Mark Butler and his wife had to face a lot of hardships while caring for their son suffering from severe autism. But they received the biggest blow when they had to surrender their parental rights as they could not financially support their child’s medical requirements.
So, the new biennial budget of Ohio came as a breather to devastated families like the Butlers when it announced a fund for parents who stand a risk of losing custody of their young ones. This crisis stabilisation fund is a first of its type in Ohio. This fund is specially earmarked to aid multi-system youths who are lingering in the danger zone of being put under juvenile justice and child protective systems because of their mental illness, disabilities and vulnerable behavioural problems.

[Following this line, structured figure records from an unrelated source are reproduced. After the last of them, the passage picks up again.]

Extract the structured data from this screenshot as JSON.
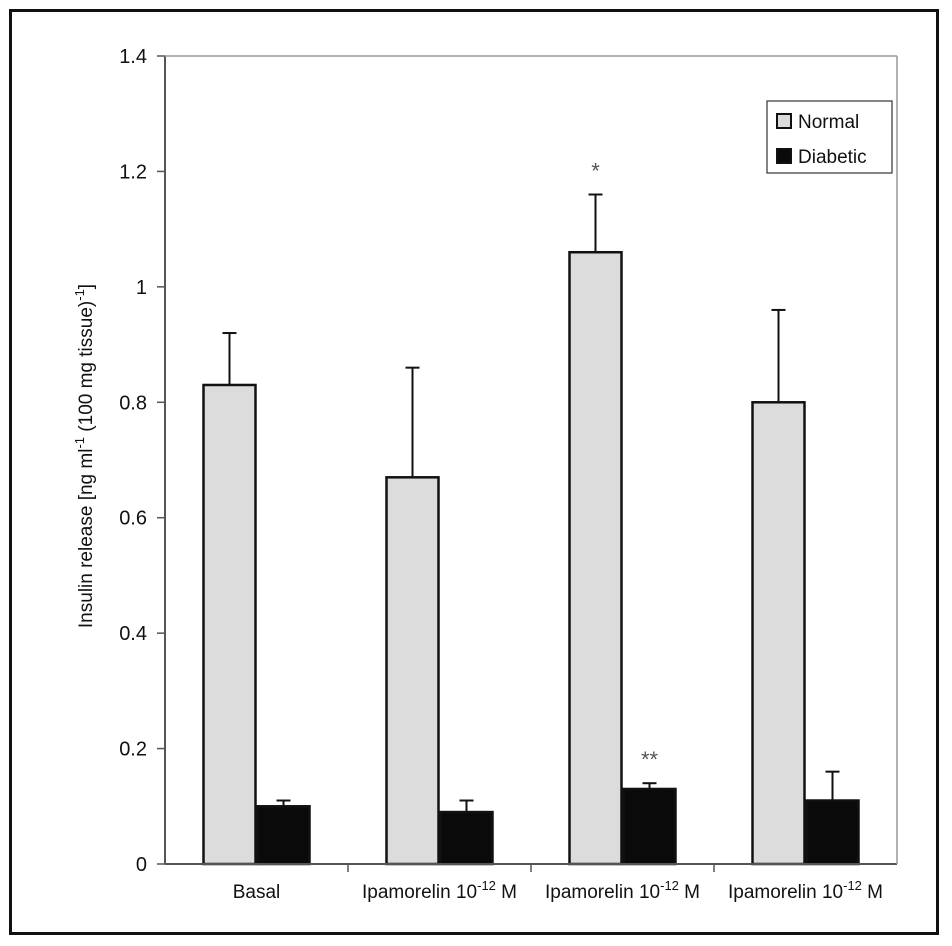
{
  "chart_data": {
    "type": "bar",
    "title": "",
    "xlabel": "",
    "ylabel": "Insulin release [ng ml-1 (100 mg tissue)-1]",
    "ylabel_parts": {
      "a": "Insulin release [ng ml",
      "b": "-1",
      "c": " (100 mg tissue)",
      "d": "-1",
      "e": "]"
    },
    "ylim": [
      0,
      1.4
    ],
    "yticks": [
      "0",
      "0.2",
      "0.4",
      "0.6",
      "0.8",
      "1",
      "1.2",
      "1.4"
    ],
    "categories": [
      {
        "main": "Basal",
        "sup": "",
        "tail": ""
      },
      {
        "main": "Ipamorelin 10",
        "sup": "-12",
        "tail": " M"
      },
      {
        "main": "Ipamorelin 10",
        "sup": "-12",
        "tail": " M"
      },
      {
        "main": "Ipamorelin 10",
        "sup": "-12",
        "tail": " M"
      }
    ],
    "series": [
      {
        "name": "Normal",
        "color": "#dcdcdc",
        "values": [
          0.83,
          0.67,
          1.06,
          0.8
        ],
        "errors": [
          0.09,
          0.19,
          0.1,
          0.16
        ]
      },
      {
        "name": "Diabetic",
        "color": "#0a0a0a",
        "values": [
          0.1,
          0.09,
          0.13,
          0.11
        ],
        "errors": [
          0.01,
          0.02,
          0.01,
          0.05
        ]
      }
    ],
    "annotations": [
      {
        "text": "*",
        "series": 0,
        "category": 2
      },
      {
        "text": "**",
        "series": 1,
        "category": 2
      }
    ],
    "legend": {
      "position": "top-right",
      "items": [
        "Normal",
        "Diabetic"
      ]
    }
  }
}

State legislators have created a fund comprising $5 million under federal welfare money for each of the coming two years. Children First councils and County Family were assigned the task of framing out the local plan design before administering the same. Supporters who had hoped for a $30 million fund are happy with the present shell out given the tight budget cycle.
Parents and guardians of such children with special needs had to work two jobs, sell out their car and take a second home mortgage to suffice for their children’s need. Gayle Channing Tenenbaum, a senior children’s advocate feels that this new fund will be of much help to such parents toiling hard to make ends meet. This Messiah fund increases the probabilities of multi need children staying with their parents.
Andrew, the teenaged son of Butlers, cannot communicate verbally. He has been taken to a residential care centre near southern Ohio. Mr Butler feels this new law will finally pull out the hard hitting dagger which soared through his heart when he had to sign his son’s custody.
This new fund provision has also opened up requirements for a data collection system to monitor trends and look after the number of multisystem children who have got served in the past. Ohio Department of Developmental Disabilities had set up a pilot program operational in central Ohio to help families having children with volatile behaviours or disabilities and awaiting expensive treatment. The Franklin County Board had worked in collaboration with a non-profit organisation and local government agencies to designate a residential centre consisting of four bedrooms in Eastern Ohio to take care of youths who wish to stay with their family.